И на Востоке, и на Западе о Деве Марии говорили как о Матери Божией. При этом в Александрии и Каппадокии использовался термин «Богородица», который в IV веке начал входить во все более широкое употребление. В богословие он проник из богослужения, где использовался, по крайней мере, с III века. Время для богословского осмысления и защиты этого термина настанет в V веке, о чем будет сказано в следующей главе. Однако уже в IV веке Григорий Богослов вывел формулу, которая ляжет в основу православной позиции на III Вселенском Соборе 431 года: «Кто не признает святую Марию Богородицей, тот лишен Божества». А на рубеже IV и V веков блаженный Августин говорил, что «Бог родился от Девы».

О Пресвятой Деве богословы писали по-разному: некоторые (например, Ефрем Сирин) в очень возвышенных тонах, облекая Ее в богатую одежду ветхозаветных образов и метафор, другие делая акцент на Ее человеческих свойствах и немощах (например, Иоанн Златоуст в толкованиях на Евангелия от Матфея и от Иоанна). Но в целом в высказываниях о Деве Марии преобладающей и нормативной стала почтительная и благоговейная тональность.

Учение о рождении Христа от Девы вошло в Символ веры. В изначальном тексте Символа веры I Вселенского Собора 325 года Дева Мария не упоминалась. Однако на II Вселенском Соборе в 381 году Символ был дополнен, и в него вошло это упоминание: «Нас ради человек и нашего ради спасения сшедшаго с небес и воплотившагося от Духа Свята и Марии Девы и вочеловечшася». Данный Символ будет оспариваться некоторыми участниками III Собора 431 года, но на IV Соборе 451 года будет окончательно утвержден.

В рамках развития учения о Христе как Новом Адаме в IV веке продолжало развиваться и учение о Марии как Новой Еве: Ее послушанием было исправлено непослушание Евы; Она родила жизнь, тогда как Ева стала причиной смерти.
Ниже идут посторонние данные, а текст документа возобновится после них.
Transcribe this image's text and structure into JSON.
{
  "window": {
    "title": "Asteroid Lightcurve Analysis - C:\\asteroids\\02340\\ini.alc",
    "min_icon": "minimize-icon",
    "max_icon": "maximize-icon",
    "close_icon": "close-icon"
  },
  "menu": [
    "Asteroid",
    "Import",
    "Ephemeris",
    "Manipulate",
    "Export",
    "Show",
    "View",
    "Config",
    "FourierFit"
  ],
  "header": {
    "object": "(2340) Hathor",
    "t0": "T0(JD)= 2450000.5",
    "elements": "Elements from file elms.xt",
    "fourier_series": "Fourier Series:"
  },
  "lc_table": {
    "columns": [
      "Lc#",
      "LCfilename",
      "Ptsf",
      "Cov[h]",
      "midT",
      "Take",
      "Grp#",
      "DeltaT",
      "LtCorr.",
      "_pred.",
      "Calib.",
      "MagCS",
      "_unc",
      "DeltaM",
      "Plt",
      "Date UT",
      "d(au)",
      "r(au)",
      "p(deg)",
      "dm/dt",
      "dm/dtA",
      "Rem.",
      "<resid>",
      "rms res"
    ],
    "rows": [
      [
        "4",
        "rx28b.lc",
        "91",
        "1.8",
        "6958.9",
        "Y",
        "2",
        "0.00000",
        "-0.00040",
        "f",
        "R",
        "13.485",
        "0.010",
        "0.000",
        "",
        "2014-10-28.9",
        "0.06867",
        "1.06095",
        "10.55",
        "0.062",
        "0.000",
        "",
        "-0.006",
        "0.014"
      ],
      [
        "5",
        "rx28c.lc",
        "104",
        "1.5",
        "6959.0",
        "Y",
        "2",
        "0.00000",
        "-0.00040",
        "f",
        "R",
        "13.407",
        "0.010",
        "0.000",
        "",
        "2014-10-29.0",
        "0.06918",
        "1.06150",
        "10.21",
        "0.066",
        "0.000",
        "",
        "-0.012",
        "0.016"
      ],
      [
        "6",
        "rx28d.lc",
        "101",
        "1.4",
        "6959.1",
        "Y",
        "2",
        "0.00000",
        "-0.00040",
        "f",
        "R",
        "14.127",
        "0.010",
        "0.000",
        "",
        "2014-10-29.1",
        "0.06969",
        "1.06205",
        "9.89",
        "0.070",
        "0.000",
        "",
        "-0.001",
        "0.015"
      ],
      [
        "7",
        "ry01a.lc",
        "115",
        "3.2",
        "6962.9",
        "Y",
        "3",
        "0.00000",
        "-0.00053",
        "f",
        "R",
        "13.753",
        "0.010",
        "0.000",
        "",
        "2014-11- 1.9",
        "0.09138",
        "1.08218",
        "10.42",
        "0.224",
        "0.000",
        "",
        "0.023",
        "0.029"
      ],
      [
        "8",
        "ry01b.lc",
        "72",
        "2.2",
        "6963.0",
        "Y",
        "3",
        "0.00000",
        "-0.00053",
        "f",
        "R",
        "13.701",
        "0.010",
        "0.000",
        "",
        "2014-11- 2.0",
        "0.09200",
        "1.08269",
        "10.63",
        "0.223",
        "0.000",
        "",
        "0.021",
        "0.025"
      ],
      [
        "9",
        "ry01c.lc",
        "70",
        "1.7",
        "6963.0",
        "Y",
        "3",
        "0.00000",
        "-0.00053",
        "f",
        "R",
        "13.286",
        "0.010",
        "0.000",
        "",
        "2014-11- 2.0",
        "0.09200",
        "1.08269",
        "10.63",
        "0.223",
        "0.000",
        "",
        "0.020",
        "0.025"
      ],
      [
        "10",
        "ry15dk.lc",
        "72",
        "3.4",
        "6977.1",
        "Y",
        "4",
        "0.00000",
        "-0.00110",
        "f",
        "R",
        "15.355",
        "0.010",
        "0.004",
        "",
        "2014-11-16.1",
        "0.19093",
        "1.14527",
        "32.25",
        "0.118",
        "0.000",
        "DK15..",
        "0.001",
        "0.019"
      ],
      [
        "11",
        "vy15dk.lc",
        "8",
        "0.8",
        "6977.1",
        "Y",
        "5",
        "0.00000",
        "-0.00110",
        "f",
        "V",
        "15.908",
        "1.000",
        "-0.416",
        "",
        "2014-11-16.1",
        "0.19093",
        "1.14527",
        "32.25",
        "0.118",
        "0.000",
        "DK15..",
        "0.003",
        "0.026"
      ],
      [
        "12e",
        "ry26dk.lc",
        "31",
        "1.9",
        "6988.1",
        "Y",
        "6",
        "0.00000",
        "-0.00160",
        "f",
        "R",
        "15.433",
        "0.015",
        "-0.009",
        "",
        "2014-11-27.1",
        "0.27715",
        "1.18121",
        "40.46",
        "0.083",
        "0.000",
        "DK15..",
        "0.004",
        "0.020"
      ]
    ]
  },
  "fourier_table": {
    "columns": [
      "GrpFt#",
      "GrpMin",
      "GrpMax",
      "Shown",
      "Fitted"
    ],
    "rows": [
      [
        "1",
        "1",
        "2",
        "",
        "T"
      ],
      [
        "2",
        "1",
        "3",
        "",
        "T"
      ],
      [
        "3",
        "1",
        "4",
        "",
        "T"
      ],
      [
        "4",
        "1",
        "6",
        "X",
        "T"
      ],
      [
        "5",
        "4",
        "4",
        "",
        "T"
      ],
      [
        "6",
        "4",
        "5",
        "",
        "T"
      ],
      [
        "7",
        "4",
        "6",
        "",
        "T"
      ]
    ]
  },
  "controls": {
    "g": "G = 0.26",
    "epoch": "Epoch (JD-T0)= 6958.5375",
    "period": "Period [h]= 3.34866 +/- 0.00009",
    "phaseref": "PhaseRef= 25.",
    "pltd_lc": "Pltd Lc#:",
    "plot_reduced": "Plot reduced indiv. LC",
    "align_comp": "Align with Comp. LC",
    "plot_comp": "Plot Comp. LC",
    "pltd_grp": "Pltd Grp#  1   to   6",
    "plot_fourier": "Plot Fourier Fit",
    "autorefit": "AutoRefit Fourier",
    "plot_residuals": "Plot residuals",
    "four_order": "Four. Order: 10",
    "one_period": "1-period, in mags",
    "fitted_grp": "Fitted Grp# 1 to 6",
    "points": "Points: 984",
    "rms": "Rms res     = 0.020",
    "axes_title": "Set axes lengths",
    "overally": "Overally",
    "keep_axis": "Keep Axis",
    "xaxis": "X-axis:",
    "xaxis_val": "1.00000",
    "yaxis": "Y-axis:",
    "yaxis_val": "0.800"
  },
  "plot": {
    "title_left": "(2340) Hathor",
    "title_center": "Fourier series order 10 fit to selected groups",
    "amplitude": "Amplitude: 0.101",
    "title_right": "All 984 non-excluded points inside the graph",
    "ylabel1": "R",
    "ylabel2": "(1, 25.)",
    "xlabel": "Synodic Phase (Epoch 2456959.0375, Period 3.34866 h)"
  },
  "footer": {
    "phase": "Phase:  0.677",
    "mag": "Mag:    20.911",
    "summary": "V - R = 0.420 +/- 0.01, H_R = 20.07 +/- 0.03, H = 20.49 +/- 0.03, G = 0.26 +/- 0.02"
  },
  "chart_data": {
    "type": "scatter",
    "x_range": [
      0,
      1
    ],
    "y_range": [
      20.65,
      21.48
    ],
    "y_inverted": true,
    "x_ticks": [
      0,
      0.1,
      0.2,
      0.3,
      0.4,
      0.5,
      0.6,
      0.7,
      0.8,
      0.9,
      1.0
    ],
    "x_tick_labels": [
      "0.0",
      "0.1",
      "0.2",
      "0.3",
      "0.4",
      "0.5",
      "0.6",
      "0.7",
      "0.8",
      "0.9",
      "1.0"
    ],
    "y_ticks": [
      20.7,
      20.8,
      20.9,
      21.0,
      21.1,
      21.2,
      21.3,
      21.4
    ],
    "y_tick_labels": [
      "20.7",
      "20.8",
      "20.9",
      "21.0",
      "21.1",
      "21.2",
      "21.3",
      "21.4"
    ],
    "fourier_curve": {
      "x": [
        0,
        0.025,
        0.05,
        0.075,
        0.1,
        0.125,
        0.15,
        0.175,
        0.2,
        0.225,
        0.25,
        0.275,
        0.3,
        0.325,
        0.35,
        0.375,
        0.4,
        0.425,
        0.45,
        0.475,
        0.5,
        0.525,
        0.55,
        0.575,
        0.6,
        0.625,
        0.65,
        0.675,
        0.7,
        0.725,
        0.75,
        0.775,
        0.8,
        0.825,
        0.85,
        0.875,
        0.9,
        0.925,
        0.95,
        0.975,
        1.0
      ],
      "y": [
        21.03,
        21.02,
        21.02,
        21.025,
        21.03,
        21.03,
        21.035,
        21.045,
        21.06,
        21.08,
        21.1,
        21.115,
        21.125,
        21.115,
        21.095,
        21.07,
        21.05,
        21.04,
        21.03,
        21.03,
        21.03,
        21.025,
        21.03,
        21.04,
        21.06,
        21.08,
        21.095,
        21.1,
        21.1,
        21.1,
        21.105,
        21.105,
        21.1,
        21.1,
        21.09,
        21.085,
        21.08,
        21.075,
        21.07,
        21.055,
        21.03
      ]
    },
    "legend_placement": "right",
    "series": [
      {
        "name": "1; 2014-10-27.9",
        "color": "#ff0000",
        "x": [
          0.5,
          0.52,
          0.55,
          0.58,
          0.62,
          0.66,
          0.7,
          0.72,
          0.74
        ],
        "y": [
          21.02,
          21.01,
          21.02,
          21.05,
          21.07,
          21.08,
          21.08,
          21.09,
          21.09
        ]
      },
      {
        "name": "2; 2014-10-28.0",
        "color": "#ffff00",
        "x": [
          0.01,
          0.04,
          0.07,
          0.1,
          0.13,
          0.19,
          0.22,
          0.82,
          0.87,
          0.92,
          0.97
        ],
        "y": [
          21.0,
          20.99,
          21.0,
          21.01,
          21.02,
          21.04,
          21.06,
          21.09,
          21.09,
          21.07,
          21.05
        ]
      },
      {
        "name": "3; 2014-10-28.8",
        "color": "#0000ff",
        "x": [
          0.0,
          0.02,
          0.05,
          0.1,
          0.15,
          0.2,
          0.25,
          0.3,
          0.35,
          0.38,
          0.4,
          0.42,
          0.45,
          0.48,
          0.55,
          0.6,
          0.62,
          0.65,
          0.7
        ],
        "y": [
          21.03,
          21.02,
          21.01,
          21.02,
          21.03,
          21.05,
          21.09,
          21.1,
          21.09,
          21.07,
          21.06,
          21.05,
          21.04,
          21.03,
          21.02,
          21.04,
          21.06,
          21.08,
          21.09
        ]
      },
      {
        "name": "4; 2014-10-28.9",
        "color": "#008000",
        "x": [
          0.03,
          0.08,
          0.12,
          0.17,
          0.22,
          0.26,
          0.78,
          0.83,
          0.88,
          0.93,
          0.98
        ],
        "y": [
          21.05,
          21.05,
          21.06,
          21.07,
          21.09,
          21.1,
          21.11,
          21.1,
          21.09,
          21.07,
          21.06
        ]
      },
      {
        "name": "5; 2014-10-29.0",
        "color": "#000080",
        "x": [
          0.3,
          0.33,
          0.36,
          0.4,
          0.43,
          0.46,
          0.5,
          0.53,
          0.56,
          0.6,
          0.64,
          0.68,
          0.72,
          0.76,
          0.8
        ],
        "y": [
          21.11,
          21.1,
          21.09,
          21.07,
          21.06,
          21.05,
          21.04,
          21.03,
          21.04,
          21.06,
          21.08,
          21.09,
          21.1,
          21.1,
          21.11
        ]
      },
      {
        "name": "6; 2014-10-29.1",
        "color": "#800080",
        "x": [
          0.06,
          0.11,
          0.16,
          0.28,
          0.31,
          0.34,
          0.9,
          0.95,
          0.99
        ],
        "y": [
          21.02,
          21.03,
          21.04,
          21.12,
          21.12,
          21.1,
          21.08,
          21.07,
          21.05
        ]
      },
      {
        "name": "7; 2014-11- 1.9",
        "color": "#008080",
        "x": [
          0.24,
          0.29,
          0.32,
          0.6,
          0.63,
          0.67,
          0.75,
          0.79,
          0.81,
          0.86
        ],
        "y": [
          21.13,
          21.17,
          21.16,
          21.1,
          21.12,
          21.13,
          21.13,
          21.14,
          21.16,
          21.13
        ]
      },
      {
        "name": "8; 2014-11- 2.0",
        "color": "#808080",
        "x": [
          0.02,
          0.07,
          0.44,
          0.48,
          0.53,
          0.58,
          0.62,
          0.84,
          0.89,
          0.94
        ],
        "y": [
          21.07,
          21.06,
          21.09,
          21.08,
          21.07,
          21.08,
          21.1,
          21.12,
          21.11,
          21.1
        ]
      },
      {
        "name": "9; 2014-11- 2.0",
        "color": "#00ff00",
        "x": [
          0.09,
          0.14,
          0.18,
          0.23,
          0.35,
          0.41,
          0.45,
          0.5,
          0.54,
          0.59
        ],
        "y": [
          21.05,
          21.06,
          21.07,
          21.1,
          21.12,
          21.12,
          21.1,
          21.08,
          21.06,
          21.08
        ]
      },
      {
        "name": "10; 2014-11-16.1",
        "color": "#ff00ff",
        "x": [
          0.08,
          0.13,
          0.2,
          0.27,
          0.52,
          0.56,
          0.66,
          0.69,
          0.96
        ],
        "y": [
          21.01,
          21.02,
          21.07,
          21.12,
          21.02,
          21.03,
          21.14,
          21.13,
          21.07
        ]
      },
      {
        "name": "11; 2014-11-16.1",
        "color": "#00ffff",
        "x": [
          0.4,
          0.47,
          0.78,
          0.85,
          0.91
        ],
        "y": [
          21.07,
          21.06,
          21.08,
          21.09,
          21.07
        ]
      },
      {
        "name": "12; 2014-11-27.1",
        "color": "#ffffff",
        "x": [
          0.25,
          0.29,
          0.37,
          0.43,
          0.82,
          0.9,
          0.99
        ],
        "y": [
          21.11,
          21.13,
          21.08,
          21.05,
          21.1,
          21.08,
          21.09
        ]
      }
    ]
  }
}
Развивалось богослужебное почитание Девы Марии, причем возникали даже некоторые крайности, на которые приходилось реагировать богословам (Епифаний Кипрский в «Панарионе»). В частности, в некоторых женских общинах Ее чуть ли не приравнивали к Богу, Ей приносили жертвы.

Предания о детстве Марии, основанные на «Протоевангелии Иакова», еще не приобрели широкое хождение. Большинству богословов на Востоке они, по-видимому, вообще неизвестны, на Западе они уже получают некоторую известность, но одни авторы их принимают (Зинон Веронский), другие отвергают (Иероним), третьи игнорируют.

Предание об Успении Богородицы не известно ни одному из авторов IV века, и богословам (Епифаний) остается только гадать, при каких обстоятельствах Она покинула мир.

Глава 3

Провозглашение Девы Марии Богородицей в V веке

V век в истории христианства был ознаменован христологическими спорами. Начало им было положено ересью Константинопольского архиепископа Нестория. В своем учении Несторий опирался на христологическую доктрину Феодора Мопсуестийского, который ввел резкое разделение между Божественной и человеческой природами в Иисусе Христе: он говорил, в частности, о том, что Бог Слово «воспринял» человека Иисуса; безначальное Слово Божие «вселилось» в рожденного от Девы человека Иисуса; Слово жило во Христе, как в храме; Оно облеклось в человеческое естество, как в одежду; человек Иисус благодаря Своему искупительному подвигу и крестной смерти соединился со Словом и воспринял Божественное достоинство.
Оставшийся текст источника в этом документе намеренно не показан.